Perdendo sua vinculação exclusiva com o delito do qual se originou, vão surgir muitas questões sobre a nova objetividade jurídica do referido delito em questão. Outra dificuldade que existe em relação à lavagem é que sua forma de execução não é simples, nem segue uma regra predeterminada. A execução do delito passa por processos amiúde complexos e sofisticados, por intermédio de atos concatenados e fracionados, que ao final vão conferir aparência lícita a dinheiro “sujo”. Com efeito, é possível, numa conceituação simplória, definir lavagem de dinheiro como o processo através do qual se transforma os bens adquiridos de forma criminosa em bens aparentemente lícitos. Entretanto, a tipificação desta conduta não pode, em face das necessidades imperiosas da legalidade e segurança jurídica, ser feita de forma tão simples.
Para Barros, a lei criminaliza a lavagem de dinheiro ou a ocultação de bens, direitos ou valores que sejam oriundos de determinados crimes de especial gravidade.

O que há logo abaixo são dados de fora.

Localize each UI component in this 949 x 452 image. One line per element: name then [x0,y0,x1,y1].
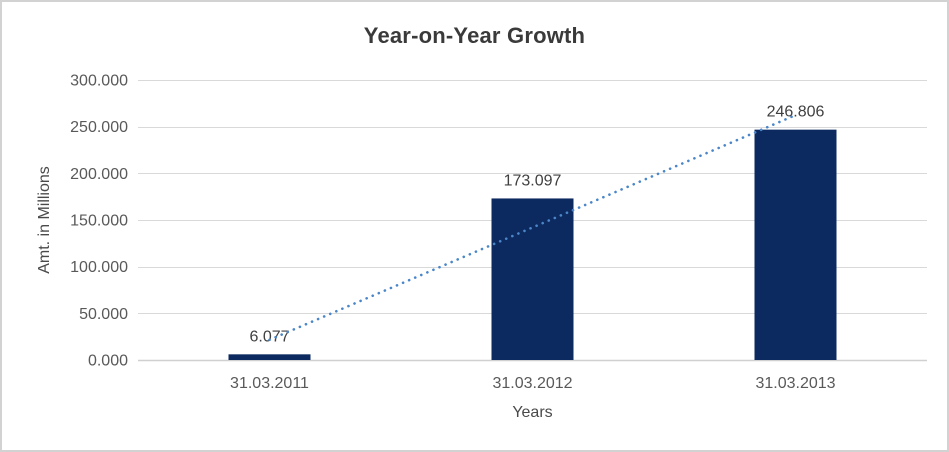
y-tick-label: 0.000 [88,353,128,370]
y-tick-label: 100.000 [70,259,128,276]
y-tick-label: 300.000 [70,73,128,90]
bar [754,129,837,360]
x-category-label: 31.03.2011 [230,375,309,392]
x-category-label: 31.03.2012 [492,375,572,392]
y-tick-label: 50.000 [79,306,128,323]
y-tick-label: 200.000 [70,166,128,183]
bar-value-label: 173.097 [504,172,562,189]
bar-value-label: 246.806 [767,104,825,121]
y-tick-label: 150.000 [70,213,128,230]
bar [228,354,311,360]
y-tick-label: 250.000 [70,119,128,136]
bar-value-label: 6.077 [249,328,289,345]
bar [491,198,574,360]
x-category-label: 31.03.2013 [755,375,835,392]
x-axis-title: Years [512,404,553,421]
chart-title: Year-on-Year Growth [363,23,586,48]
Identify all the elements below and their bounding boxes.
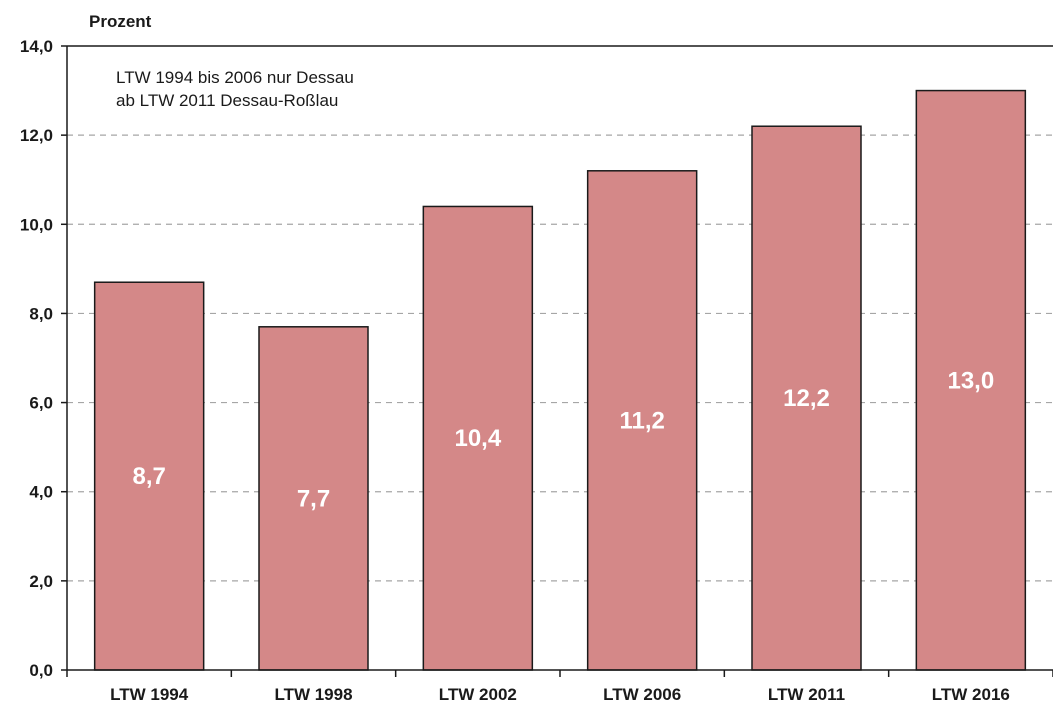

Ressalta que a denominação legal do tipo penal é opção do legislador, pois “lavagem” não é denominação uniforme entre os países que já tipificaram a conduta (BARROS, 2008).
O caso brasileiro, segundo Mello, apresenta algumas dificuldades, posto que a Lei n.º 9.613/98 não primou pela melhor técnica, sendo alvo de inúmeras críticas por parte da doutrina. E uma legislação mal elaborada dificulta sua interpretação. Com efeito, em muitos dos países que incriminaram a lavagem de dinheiro, a sua tipificação foi feita no próprio corpo do Código Penal, o que representa uma indiscutível vantagem, pois o referido delito, ao ser codificado, passa ter uma imediata adequação princípios e regras do Código Penal. Como se trata de sistema harmônico e hierárquico, não se cria espaço para exceções injustificáveis. Assim é na França, Itália, Suíça e Colômbia (MELLO, 2003).
O Brasil, todavia, preferiu adotar outra opção. Seguindo sua tendência descodificadora, a lavagem de dinheiro foi prevista em legislação especial, com a nítida intenção de criar um diploma legal que procura exaurir toda esta restrita faixa da realidade em apenas um diploma legal, contendo disposições de natureza penal, processual penal, administrativa, financeira. Contudo, examinando com um pouco mais de cautela o teor do referido diploma legal, percebe-se que ele traz mais problemas do que soluções. Muitos dos institutos penais e processuais ali previstos entram em claro conflito com os princípios do Direito codificado, o que, além de conspurcar a harmonia legislativa do Direito Penal, faz suscitar inúmeras dúvidas sobre qual regra deve ser aplicada no caso concreto (MELLO, 2004).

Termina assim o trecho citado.